Gregg Allman’s My Cross To Bear

I was given Gregg Allman’s book My Cross To Bear for Father’s Day and finished it a few days ago. I saw him interviewed on The Colbert Report and like a lot of Sixties rock stars he’s one hell of a character. Old rock stars aren’t like other people, they become caricatures of themselves, distilled down to their individual essence. It must be this uniqueness of personality and of the ability to express it that makes their music so appealing. If they were like everybody else they wouldn’t be stars.

Gregg Allman has had quite a life with five children from five different women and five wives, not necessarily the same women as the baby mothers, and a liver transplant due to Hep C he blames on an early tattoo. Of course there is the drug and alcohol problems, the overdoses and the personal and professional hell those problems cause and a shocking number of suicides. His brother Duane and Allman Brother Band bassist Berry Oakley both died young from motorcycle accidents and their road manager killed a promoter who stiffed the band before he killed himself, much later in a skydiving “accident”.

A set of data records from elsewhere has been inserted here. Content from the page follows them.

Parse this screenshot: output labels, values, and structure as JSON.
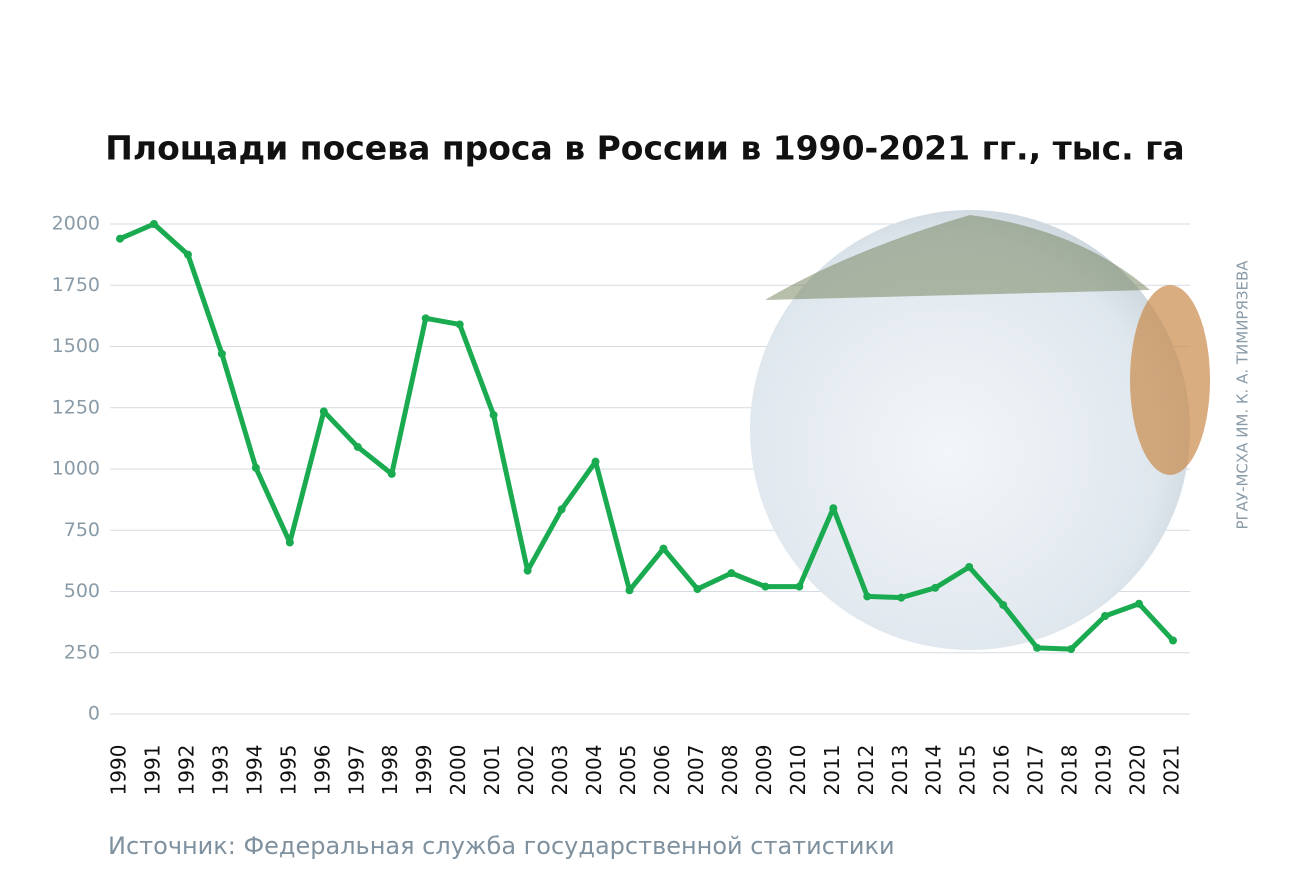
{
  "chart_data": {
    "type": "line",
    "title": "Площади посева проса в России в 1990-2021 гг., тыс. га",
    "categories": [
      "1990",
      "1991",
      "1992",
      "1993",
      "1994",
      "1995",
      "1996",
      "1997",
      "1998",
      "1999",
      "2000",
      "2001",
      "2002",
      "2003",
      "2004",
      "2005",
      "2006",
      "2007",
      "2008",
      "2009",
      "2010",
      "2011",
      "2012",
      "2013",
      "2014",
      "2015",
      "2016",
      "2017",
      "2018",
      "2019",
      "2020",
      "2021"
    ],
    "series": [
      {
        "name": "Площади посева проса",
        "color": "#1aaa50",
        "values": [
          1940,
          2000,
          1875,
          1470,
          1005,
          700,
          1235,
          1090,
          980,
          1615,
          1590,
          1220,
          585,
          835,
          1030,
          505,
          675,
          510,
          575,
          520,
          520,
          840,
          480,
          475,
          515,
          600,
          445,
          270,
          265,
          400,
          450,
          300
        ]
      }
    ],
    "ylim": [
      0,
      2000
    ],
    "yticks": [
      0,
      250,
      500,
      750,
      1000,
      1250,
      1500,
      1750,
      2000
    ],
    "grid": true,
    "photo_credit": "РГАУ-МСХА ИМ. К. А. ТИМИРЯЗЕВА",
    "source": "Источник: Федеральная служба государственной статистики"
  }
}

He had some real tough times but when you stop and consider that the Allman Brothers Band never really became obsolete or passé and he always had a way to generate a living it becomes clear that almost all of the bad parts of his life were caused directly by his own decisions.

I guess if when I was in my early twenties I suddenly became rich, had beautiful women throwing themselves at me, traveled the country with my friends and had people giving me free dope all the time I would have developed a very strange sense of reality. Actually, except for the free and easy access of all those things, I kind of did have that reality, just not enough to write about. Obviously.